Areas affected by the biotoxin shift from season to season as phytoplankton growth fluctuates. A mussel sample went hot for diarrhetic shellfish poisoning Wednesday in Port Orchard marina, which was already closed to harvests.

"That's why you always monitor, because you just never know," said Blaine Rhodes, director of the state's office of environmental laboratory sciences.

An early warning

Marine biotoxin events are difficult to predict but nature does offer scientists something close to an alarm system.

While collecting mussels in Silverdale on Wednesday, Dayna Katula also scooped up a sample of seawater from Dyes Inlet using a tube attached to a cone-shaped net. Water in the tube looked hazy, a sign that it was teeming with phytoplankton.

"We monitor phytoplankton as an early warning for shellfish poisoning," Katula explained.

Katula analyzes phytoplankton samples under a microscope in her Bremerton office, sorting through a jungle of wriggling organisms in search of the few species that produce toxins in shellfish. She knows each by sight.

Alexandrium catenella, the culprit behind paralytic shellfish poisoning, develops as translucent balls that join together into chains. The Dinophysis that cause diarrhetic shellfish poisoning look a bit like microscopic water pitchers.

Katula is part of a network of government workers, shellfish growers and volunteers who relay data on phytoplankton to the Sound Toxins program. Health officials use information on where phytoplankton are appearing to prioritize shellfish sampling and stay on top of toxic blooms.

"It's amazing how well it works," Teri King with Washington Sea Grant said.

Longer closures

Phytoplankton monitored by scientists are enjoying longer growing seasons than they did in the past.

Borchert with the state Department of Health said 15 years ago shellfish closures would typically start in June or July. Now closures begin as early as April and can stretch into fall. The trend is likely due to changes in climate, he said.
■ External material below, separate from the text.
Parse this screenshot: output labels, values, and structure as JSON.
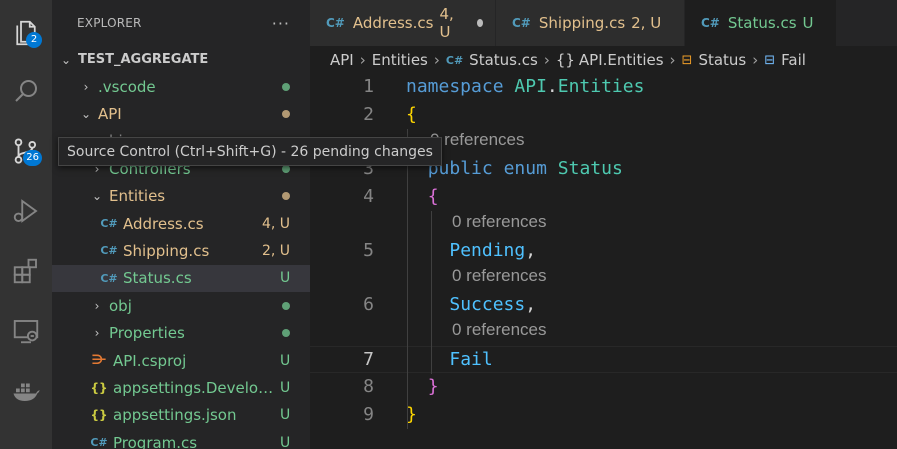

"We're seeing closures happening earlier in the year and lasting later in the year," he said, noting the trend has been especially pronounced in a few Washington counties.

Zimny at Kitsap Pubic Health said longer growing seasons haven't been as noticeable in Kitsap, and the timing of toxic blooms remains largely unpredictable -- the county's first closure this year occurred in August.

A hard rain after a long dry period will frequently kick off phytoplankton growth and lead to shellfish closures, Zimny said. Stormwater washes built-up nutrients into the ocean, which act as fertilizer for the tiny plant organisms.

However, Borchert said there's no direct link between sewage overflows and increased toxins in shellfish. Counterintuitively, the nutrients pumped into the water during a sewage spill may cause such a proliferation of plankton growth that toxin-producing species are crowded out, Borchert said.

Scientists do know toxic phytoplankton blooms occur even in pristine water, making constant sampling all the more critical.

"It's a public health protection effort and it's very important," Zimny said.